In the blurb for this story, the main characters, Mary and John, are the “white sheep” of each of their families.  I am not completely sure what was meant by this, but these two were basically considered non-entities by their respective families.  These poor kids were basically the butt of family jokes, not expected to make much of themselves, and could never do anything right.  They were definitely overshadowed by overbearing siblings and parents.  Little wonder that they blundered into marriage, as directed by their dictatorial mothers.  With no other expectations, what else would they do.

As it turned out, that was the best thing that could have happened to these two young people.  Even the lengthy separation shortly after the wedding was the best thing that could have happened.  It got Mary and John away from the lack of expectations and lethargy to situations that demanded that they grow and become self-aware and confident.

I actually enjoyed how the author separated this couple, then how they had to come together and learn about each other all over again.  All though, neither really knew the other in the first place.  A lovely story about growing up and becoming . . .

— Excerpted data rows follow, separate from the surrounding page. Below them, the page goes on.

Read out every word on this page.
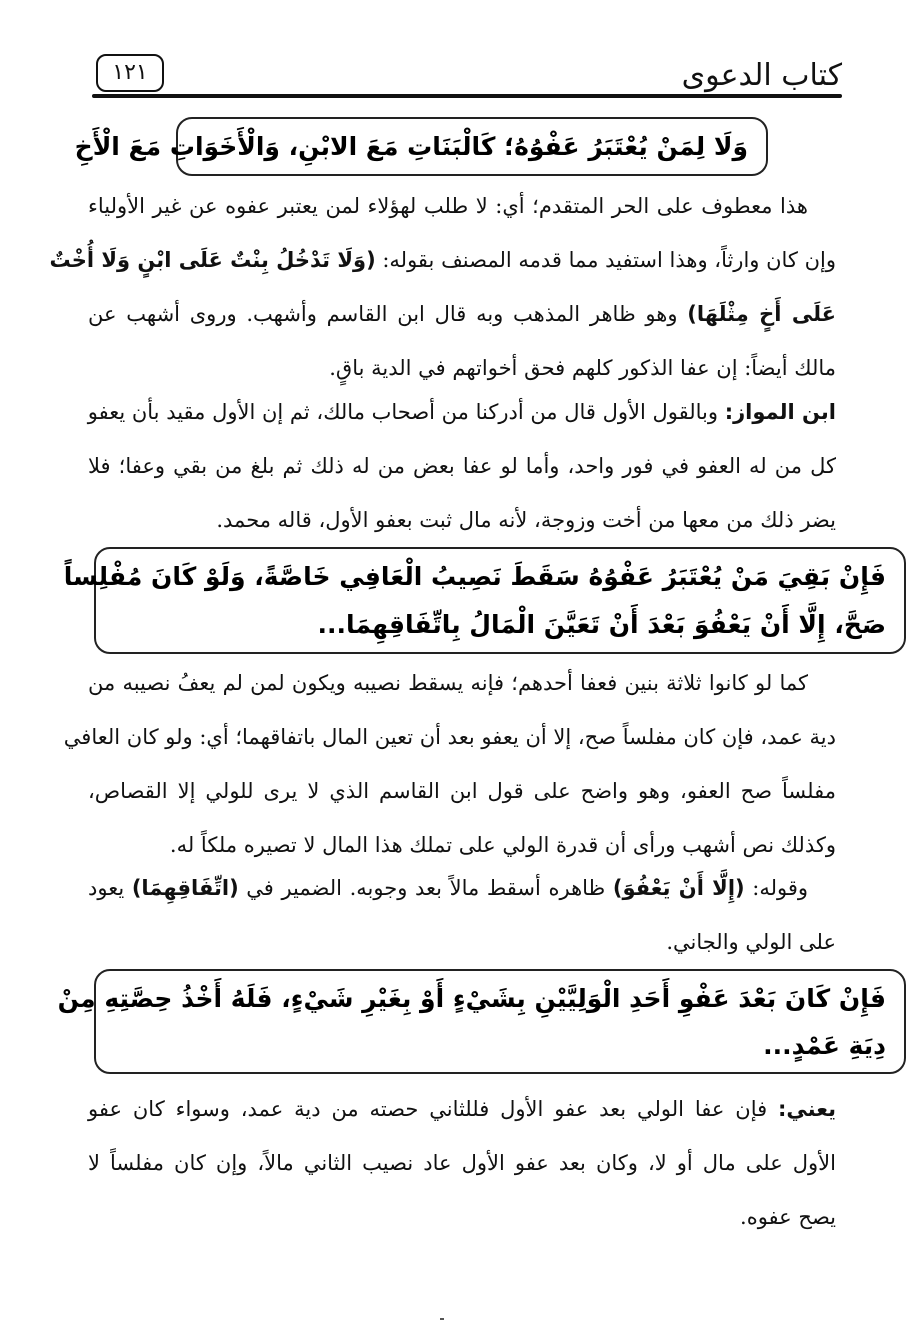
كتاب الدعوى
١٢١
وَلَا لِمَنْ يُعْتَبَرُ عَفْوُهُ؛ كَالْبَنَاتِ مَعَ الابْنِ، وَالْأَخَوَاتِ مَعَ الْأَخِ
هذا معطوف على الحر المتقدم؛ أي: لا طلب لهؤلاء لمن يعتبر عفوه عن غير الأولياء
وإن كان وارثاً، وهذا استفيد مما قدمه المصنف بقوله: (وَلَا تَدْخُلُ بِنْتٌ عَلَى ابْنٍ وَلَا أُخْتٌ
عَلَى أَخٍ مِثْلَهَا) وهو ظاهر المذهب وبه قال ابن القاسم وأشهب. وروى أشهب عن
مالك أيضاً: إن عفا الذكور كلهم فحق أخواتهم في الدية باقٍ.
ابن المواز: وبالقول الأول قال من أدركنا من أصحاب مالك، ثم إن الأول مقيد بأن يعفو
كل من له العفو في فور واحد، وأما لو عفا بعض من له ذلك ثم بلغ من بقي وعفا؛ فلا
يضر ذلك من معها من أخت وزوجة، لأنه مال ثبت بعفو الأول، قاله محمد.
فَإِنْ بَقِيَ مَنْ يُعْتَبَرُ عَفْوُهُ سَقَطَ نَصِيبُ الْعَافِي خَاصَّةً، وَلَوْ كَانَ مُفْلِساً
صَحَّ، إِلَّا أَنْ يَعْفُوَ بَعْدَ أَنْ تَعَيَّنَ الْمَالُ بِاتِّفَاقِهِمَا...
كما لو كانوا ثلاثة بنين فعفا أحدهم؛ فإنه يسقط نصيبه ويكون لمن لم يعفُ نصيبه من
دية عمد، فإن كان مفلساً صح، إلا أن يعفو بعد أن تعين المال باتفاقهما؛ أي: ولو كان العافي
مفلساً صح العفو، وهو واضح على قول ابن القاسم الذي لا يرى للولي إلا القصاص،
وكذلك نص أشهب ورأى أن قدرة الولي على تملك هذا المال لا تصيره ملكاً له.
وقوله: (إِلَّا أَنْ يَعْفُوَ) ظاهره أسقط مالاً بعد وجوبه. الضمير في (اتِّفَاقِهِمَا) يعود
على الولي والجاني.
فَإِنْ كَانَ بَعْدَ عَفْوِ أَحَدِ الْوَلِيَّيْنِ بِشَيْءٍ أَوْ بِغَيْرِ شَيْءٍ، فَلَهُ أَخْذُ حِصَّتِهِ مِنْ
دِيَةِ عَمْدٍ...
يعني: فإن عفا الولي بعد عفو الأول فللثاني حصته من دية عمد، وسواء كان عفو
الأول على مال أو لا، وكان بعد عفو الأول عاد نصيب الثاني مالاً، وإن كان مفلساً لا
يصح عفوه.
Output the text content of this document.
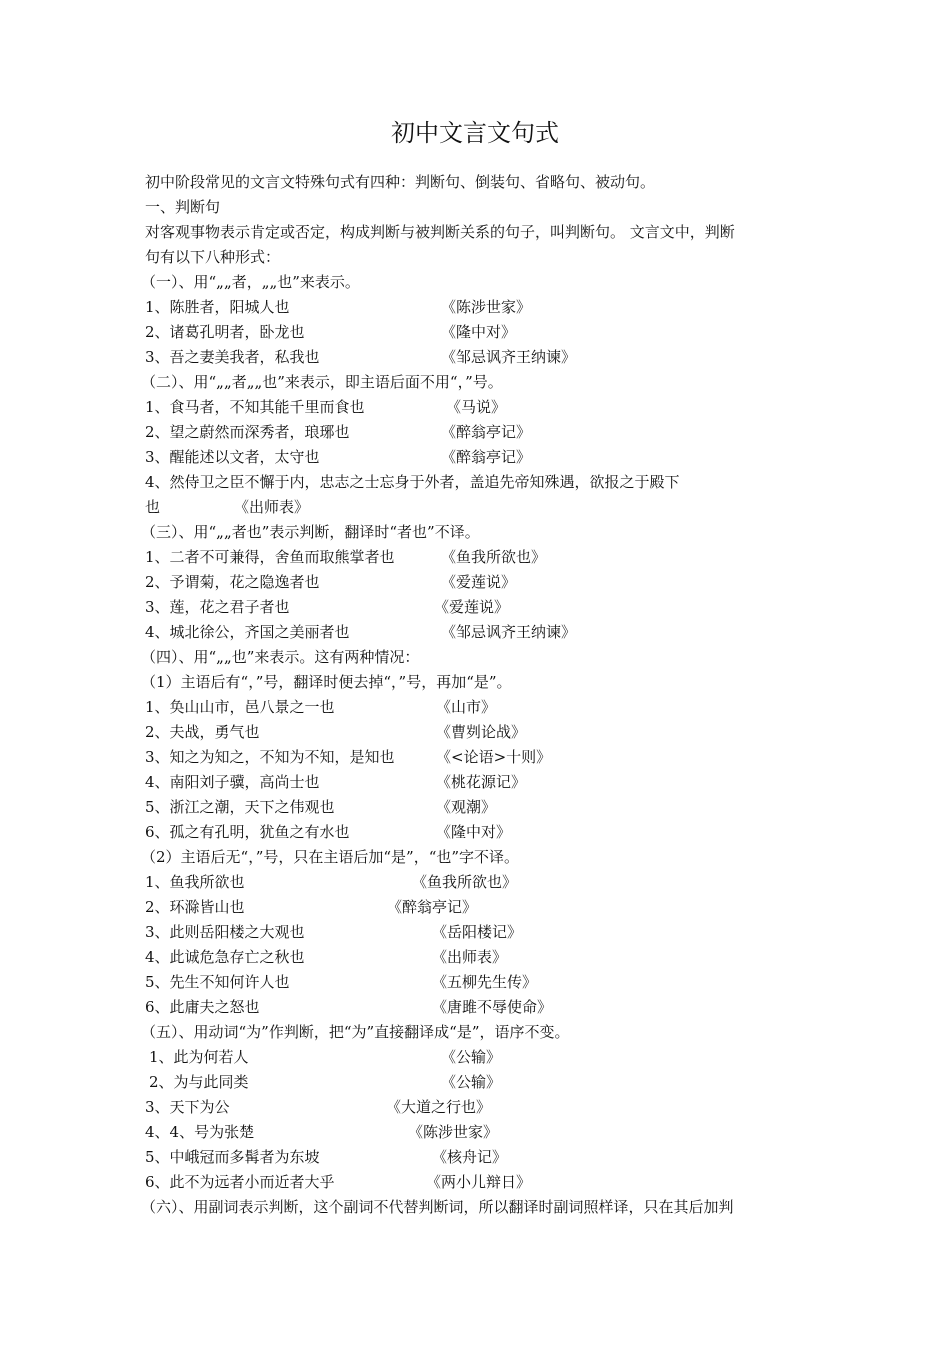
初中文言文句式
初中阶段常见的文言文特殊句式有四种：判断句、倒装句、省略句、被动句。
一、判断句
对客观事物表示肯定或否定，构成判断与被判断关系的句子，叫判断句。 文言文中，判断
句有以下八种形式：
（一）、用“„„者，„„也”来表示。
1、陈胜者，阳城人也	《陈涉世家》
2、诸葛孔明者，卧龙也	《隆中对》
3、吾之妻美我者，私我也	《邹忌讽齐王纳谏》
（二）、用“„„者„„也”来表示，即主语后面不用“，”号。
1、食马者，不知其能千里而食也	《马说》
2、望之蔚然而深秀者，琅琊也	《醉翁亭记》
3、醒能述以文者，太守也	《醉翁亭记》
4、然侍卫之臣不懈于内，忠志之士忘身于外者，盖追先帝知殊遇，欲报之于殿下
也	《出师表》
（三）、用“„„者也”表示判断，翻译时“者也”不译。
1、二者不可兼得，舍鱼而取熊掌者也	《鱼我所欲也》
2、予谓菊，花之隐逸者也	《爱莲说》
3、莲，花之君子者也	《爱莲说》
4、城北徐公，齐国之美丽者也	《邹忌讽齐王纳谏》
（四）、用“„„也”来表示。这有两种情况：
（1）主语后有“，”号，翻译时便去掉“，”号，再加“是”。
1、奂山山市，邑八景之一也	《山市》
2、夫战，勇气也	《曹刿论战》
3、知之为知之，不知为不知，是知也	《<论语>十则》
4、南阳刘子骥，高尚士也	《桃花源记》
5、浙江之潮，天下之伟观也	《观潮》
6、孤之有孔明，犹鱼之有水也	《隆中对》
（2）主语后无“，”号，只在主语后加“是”，“也”字不译。
1、鱼我所欲也	《鱼我所欲也》
2、环滁皆山也	《醉翁亭记》
3、此则岳阳楼之大观也	《岳阳楼记》
4、此诚危急存亡之秋也	《出师表》
5、先生不知何许人也	《五柳先生传》
6、此庸夫之怒也	《唐雎不辱使命》
（五）、用动词“为”作判断，把“为”直接翻译成“是”，语序不变。
1、此为何若人	《公输》
2、为与此同类	《公输》
3、天下为公	《大道之行也》
4、4、号为张楚	《陈涉世家》
5、中峨冠而多髯者为东坡	《核舟记》
6、此不为远者小而近者大乎	《两小儿辩日》
（六）、用副词表示判断，这个副词不代替判断词，所以翻译时副词照样译，只在其后加判
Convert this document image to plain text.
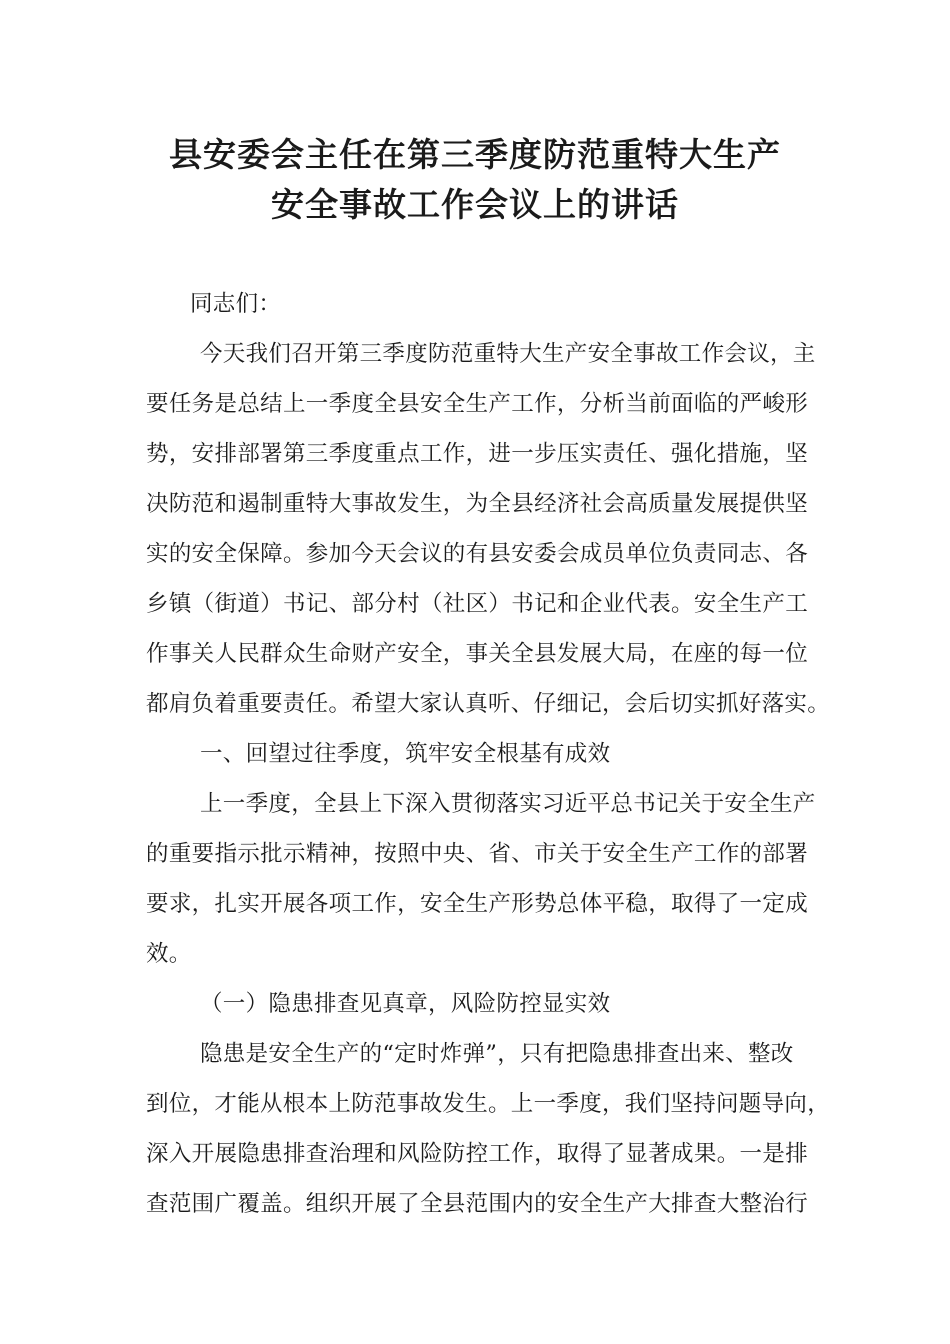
县安委会主任在第三季度防范重特大生产
安全事故工作会议上的讲话

同志们：

今天我们召开第三季度防范重特大生产安全事故工作会议，主

要任务是总结上一季度全县安全生产工作，分析当前面临的严峻形

势，安排部署第三季度重点工作，进一步压实责任、强化措施，坚

决防范和遏制重特大事故发生，为全县经济社会高质量发展提供坚

实的安全保障。参加今天会议的有县安委会成员单位负责同志、各

乡镇（街道）书记、部分村（社区）书记和企业代表。安全生产工

作事关人民群众生命财产安全，事关全县发展大局，在座的每一位

都肩负着重要责任。希望大家认真听、仔细记，会后切实抓好落实。

一、回望过往季度，筑牢安全根基有成效

上一季度，全县上下深入贯彻落实习近平总书记关于安全生产

的重要指示批示精神，按照中央、省、市关于安全生产工作的部署

要求，扎实开展各项工作，安全生产形势总体平稳，取得了一定成

效。

（一）隐患排查见真章，风险防控显实效

隐患是安全生产的“定时炸弹”，只有把隐患排查出来、整改

到位，才能从根本上防范事故发生。上一季度，我们坚持问题导向，

深入开展隐患排查治理和风险防控工作，取得了显著成果。一是排

查范围广覆盖。组织开展了全县范围内的安全生产大排查大整治行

John has “a junior position at the Foreign Office.”   Until he got chosen for the diplomatic journey to China he was quite satisfied with the job of endlessly analyzing reports and such.  But that journey changed him in many ways.  He discovered he had worth.   He was good at his job.  He had ambition.  He wanted to be recognized for what he could do.  But, interoffice politics can be just as daunting as family expectations – or lack thereof.

Mary has a different way of understanding the world.  Something that no one in her family seems to want to admit to, let alone understand it.  After her new husband is spirited away on his China journey, Mary is shuttled off to a great aunt’s house.  Great-aunt Lavinia is succumbing to old age and dementia leaving her house in total chaos.  Mary discovers that given the chance, she can run a well ordered house, and do it well.

When they reunite, John and Mary discover that though they have become different people, they like the people they have become.  They like themselves and they like each other.  Their discovery of each other, though not always smooth sailing, and their growing feelings was beautiful.  They not only fell in love with each other, but they each became the others champion.

Not only was this a wonderful story of discovery and growth, but there was even some suspense and action.  This did feature the Foreign Office after all.

For the lovers of the pomp and grandeur of the historical romance, there really isn’t much of that here.  This story is about the younger siblings and their struggle to find their niche.  But, if you like actual historical flavor mixed with your romance, you may really enjoy this.  The author leaves us with some historical facts about foreign Secretary Lord Castlereagh who was a part of this story.   I found that interesting and it gave some added spice to the story.